Kabupaten Tangerang – Sebuah unggahan yang viral di media sosial TikTok melalui akun Sibernews Tangerang mengenai dugaan adanya anggaran “copy paste” dan anggaran misterius bernilai ratusan juta rupiah di Desa Lebak Wangi, Kecamatan Sepatan Timur, Kabupaten Tangerang, menuai perhatian publik dan berbagai kalangan aktivis.
Menanggapi hal tersebut, Sam Cocol, Humas Gerakan Barisan Rakyat Berkeadilan (GEBRAK) sekaligus aktivis Tangerang Utara, meminta pemerintah desa untuk memberikan penjelasan secara terbuka mengenai penggunaan anggaran tersebut.
Menurutnya, sebagai pejabat publik, pemerintah desa memiliki kewajiban untuk menerapkan prinsip transparansi dalam pengelolaan keuangan negara maupun daerah agar tidak menimbulkan pertanyaan di tengah masyarakat.
“Kalau memang ada anggaran yang belum jelas peruntukannya, tentu publik akan bertanya-tanya. Saya sebagai warga Sepatan Timur juga ingin mengetahui dana tersebut digunakan untuk kegiatan apa saja dan berapa sisa anggaran yang masih ada. Transparansi itu penting agar tidak menimbulkan berbagai asumsi di masyarakat,” ujar Sam Cocol.

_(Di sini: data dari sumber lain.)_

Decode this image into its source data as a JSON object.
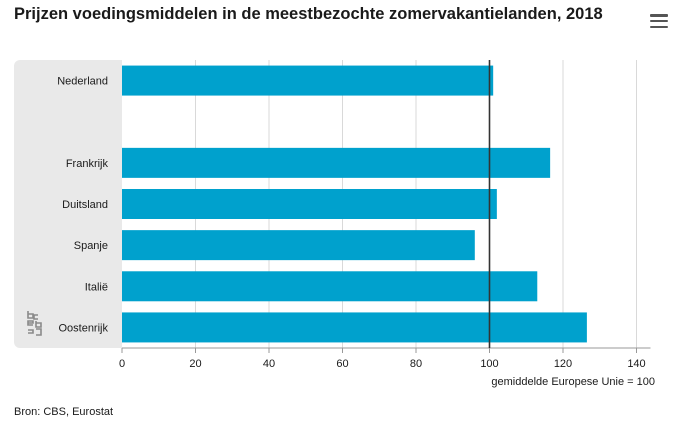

Ia juga mendesak Inspektorat Kabupaten Tangerang serta BPK Perwakilan Provinsi Banten, sesuai kewenangan masing-masing, untuk melakukan pemeriksaan apabila ditemukan indikasi yang perlu ditindaklanjuti.
“Kami meminta Inspektorat dan BPK Perwakilan Provinsi Banten untuk melakukan pemeriksaan sesuai mekanisme yang berlaku, sehingga persoalan ini menjadi terang dan tidak menimbulkan polemik berkepanjangan,” tegasnya.
Sam Cocol berharap pemerintah desa dapat memberikan penjelasan secara terbuka kepada masyarakat mengenai penggunaan anggaran yang menjadi sorotan tersebut, sehingga prinsip akuntabilitas dan transparansi dalam pengelolaan keuangan publik tetap terjaga.
Hingga berita ini diterbitkan, Kepala Desa Lebak Wangi belum memberikan keterangan atau tanggapan terkait informasi yang beredar mengenai dugaan anggaran tersebut. Redaksi masih berupaya menghubungi pihak terkait guna memperoleh klarifikasi dan akan memberikan ruang hak jawab sesuai ketentuan peraturan perundang-undangan dan Kode Etik Jurnalistik apabila tanggapan telah diterima.